The European Central Bank (ECB) released its Monetary Policy Statement (MPS) lowering its key lending rates by 0.25 per cent or 25 basis points. According to the ECB’s MPS “most measures of underlying inflation suggest that inflation will settle at around the Governing Council’s 2 per cent medium-term target on a sustained basis. ECB MPS explained
- April 24 – Interest rate speculation provides positivity
It appears that the U.S. Federal Reserve may be more inclined to lower interest rates sooner than previously communicated. Trump has expressed frustration with Fed Chair, Jerome Powell, and had previously hinted at terminating him. Last week, Trump reversed his early opinion. Coincidentally, Powell said that lower rates could arrive this summer, which pleased Trump. An independent central bank that is not beholden to election results is the accepted standard to protect markets and investors, but could still be at risk in the U.S. CNBC on Trump and Powell
- April 25 – Canadian retail trade declines
Retail sales decreased by 0.4 per cent to $69.3 billion in February, when four of nine subsectors and seven of ten provinces declined. The largest drops were seen at motor vehicle and parts dealers, and in Quebec and British Columbia. StatsCan and retail sales
- April 28 – Canada re-elects Liberals and Prime Minister Mark Carney
At the end of the five week campaign the Liberals won 169 seats, three short of the number needed to obtain a majority government. The official opposition will be the Conservatives with 144 seats. Elections Canada results
Early indications are that Prime Minister Mark Carney and President Donald Trump will meet in the near future to discuss trade arrangements between the two countries.
- April 30 – Gross Domestic Product (GDP) declines
Canadian real GDP was 0.2 per cent lower in February, following a 0.4 per cent increase in January. Goods producing industries fell 0.6 per cent, services-producing industries slipped 0.1 per cent in February. Mining, oil and gas extraction, construction, real estate, rental and leasing declined while durable goods, finance and insurance rose. StatsCan and GDP
American GDP decreased at an annual rate of 0.3 per cent in the first quarter of 2025, according to the advance estimate released by the Bureau of Economic Analysis. In the fourth quarter of 2024, real GDP increased 2.4 per cent. BEA release
What’s ahead for May and beyond?
For the last five years the primary driver of markets has been the path of the pandemic, government responses to protect individuals, families and the economy, the path of inflation and central bank actions to temper its rise while avoiding recession. The concerns for economic growth, employment, inflation and rates continue, but the underlying source has changed from the pandemic to a global trade war.

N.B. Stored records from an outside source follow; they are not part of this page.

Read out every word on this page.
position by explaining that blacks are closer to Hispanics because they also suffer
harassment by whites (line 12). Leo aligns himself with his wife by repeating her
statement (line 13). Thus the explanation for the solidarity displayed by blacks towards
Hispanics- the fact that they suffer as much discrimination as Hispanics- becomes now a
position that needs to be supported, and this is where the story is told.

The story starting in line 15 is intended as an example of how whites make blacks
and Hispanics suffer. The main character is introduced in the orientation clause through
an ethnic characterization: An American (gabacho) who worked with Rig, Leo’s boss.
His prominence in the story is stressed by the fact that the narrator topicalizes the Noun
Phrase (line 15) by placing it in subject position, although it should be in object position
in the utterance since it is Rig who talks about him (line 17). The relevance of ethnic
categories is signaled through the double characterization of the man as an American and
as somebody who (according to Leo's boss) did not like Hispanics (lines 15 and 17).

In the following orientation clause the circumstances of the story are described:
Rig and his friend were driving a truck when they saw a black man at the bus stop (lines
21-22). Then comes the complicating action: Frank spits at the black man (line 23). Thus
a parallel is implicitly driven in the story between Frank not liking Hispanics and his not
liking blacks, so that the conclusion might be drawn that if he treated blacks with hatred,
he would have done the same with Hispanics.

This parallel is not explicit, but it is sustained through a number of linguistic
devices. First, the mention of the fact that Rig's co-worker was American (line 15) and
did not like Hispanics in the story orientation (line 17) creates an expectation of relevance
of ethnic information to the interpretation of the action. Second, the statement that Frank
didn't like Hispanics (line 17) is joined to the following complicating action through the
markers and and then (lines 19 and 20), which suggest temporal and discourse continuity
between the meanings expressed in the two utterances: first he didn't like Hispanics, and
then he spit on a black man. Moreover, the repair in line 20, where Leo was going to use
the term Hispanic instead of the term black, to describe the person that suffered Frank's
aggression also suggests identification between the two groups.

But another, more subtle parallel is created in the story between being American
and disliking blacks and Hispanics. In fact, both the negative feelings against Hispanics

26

Over the next weeks much of the uncertainty associated with the current situation should be reduced or eliminated if bilateral negotiations between the U.S. and Canada, China, Taiwan, U.K., Germany, France, Japan, and many others are successful. However, new rounds of presidential actions could reignite the type of market turmoil that has been observed since tariff-talk began in earnest in February.
The Bank of Canada and the U.S. Federal Reserve will deliver their next interest rate announcements on June 4 and May 6, respectively, which could provide a steadying counterbalance to trade uncertainties.